I grimaced as I followed his reasoning. "They wouldn't give a fuck what he did to deserve it, because we would've killed one of their crew."
"Exactly." Silco jabbed the lit end of his cigar at the piggy. "They'll have grand speeches and parades in honor of a noble officer who died in the line of duty, and quietly sweep all his crimes under the rug. Then they'll fall upon Zaun for vengeance, united in anger. Far too many Zaunites will be scared into compliance. They'll say we went too far, that killing an Enforcer was unjustified. We lose the war of ideas."
"Then what're we supposed to do?" I growled back at him. "If I wanted to just let the pig walk I would've taken him to Vander, not you."
Silco let out a cold chuckle. "What would you do if a member of your gang was made to look like a fool? Humiliated in front of all of Zaun, shown to be unworthy of membership in your crew. Would you stand up for them, and demand vengeance on those who exposed their weaknesses to the world?"

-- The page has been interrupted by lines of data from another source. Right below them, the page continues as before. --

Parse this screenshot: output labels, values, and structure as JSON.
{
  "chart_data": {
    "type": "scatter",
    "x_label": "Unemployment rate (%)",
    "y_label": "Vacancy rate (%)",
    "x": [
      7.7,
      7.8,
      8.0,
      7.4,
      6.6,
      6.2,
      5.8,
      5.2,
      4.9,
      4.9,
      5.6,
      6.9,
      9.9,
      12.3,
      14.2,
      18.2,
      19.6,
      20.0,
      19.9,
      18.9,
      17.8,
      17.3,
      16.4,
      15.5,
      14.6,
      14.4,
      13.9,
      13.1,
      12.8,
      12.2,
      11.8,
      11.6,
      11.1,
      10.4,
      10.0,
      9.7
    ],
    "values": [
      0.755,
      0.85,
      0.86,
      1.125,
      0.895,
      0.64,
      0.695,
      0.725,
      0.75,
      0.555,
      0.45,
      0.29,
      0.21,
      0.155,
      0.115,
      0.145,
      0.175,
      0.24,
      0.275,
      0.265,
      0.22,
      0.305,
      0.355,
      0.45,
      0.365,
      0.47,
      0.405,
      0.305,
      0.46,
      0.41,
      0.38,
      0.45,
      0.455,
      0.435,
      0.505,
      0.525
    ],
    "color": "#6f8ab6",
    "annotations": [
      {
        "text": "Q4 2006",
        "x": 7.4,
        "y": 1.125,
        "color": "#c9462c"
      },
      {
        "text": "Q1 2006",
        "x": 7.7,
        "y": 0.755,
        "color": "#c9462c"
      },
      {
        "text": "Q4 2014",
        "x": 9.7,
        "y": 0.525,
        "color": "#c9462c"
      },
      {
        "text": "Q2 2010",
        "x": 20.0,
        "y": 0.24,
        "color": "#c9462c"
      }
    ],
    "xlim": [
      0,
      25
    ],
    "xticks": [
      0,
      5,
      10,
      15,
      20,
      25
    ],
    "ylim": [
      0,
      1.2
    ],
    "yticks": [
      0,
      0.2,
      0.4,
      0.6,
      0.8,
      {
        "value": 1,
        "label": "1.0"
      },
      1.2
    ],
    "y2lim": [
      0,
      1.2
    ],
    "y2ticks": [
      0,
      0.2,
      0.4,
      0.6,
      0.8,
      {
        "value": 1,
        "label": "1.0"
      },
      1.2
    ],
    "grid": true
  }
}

I thought it over for a second, scoffed, and shook my head. "As long as it's not a situation like three heavies beating down a teen lookout or something, where it's a total mismatch, no. There's nothing people hate more than someone who's weak and an asshole." I grinned as the pieces started falling into place. "If I stuck with them, I would look like an asshole too. If I cut them loose … sucks to be them."
"Exactly." Silco sent another of his ghastly smiles my way. "I suspect we will see the first. Many men will forgive those who punch them in the face sooner than they'll forgive those who make them lose face. Fortunately, I have a few very creative people who've had some inspired ideas on how to bid our officer adieu." He waved towards the corner of the old warehouse. "Let's not let our guest overhear that part. I would hate to spoil the surprise."
I walked away with him. By the time he was done telling what was in store for Officer Piggy, I was tempted to giggle like a schoolgirl. "To hell with killing him, if someone took me down that bad I'd consider eating my own gun."
"I do enjoy the occasional dramatic flair," Silco agreed with a chuckle. "It makes people remember what really matters."
"One last suggestion, though." I grinned at him. "Make sure he's wearing his badge on his chest like a good little piggy."
"Even though he'll be naked?" Silco smirked. "Well, they have pins in them for a reason." He chuckled and offered me one of his cigars. "I think I'm going to enjoy working with you, Sevika."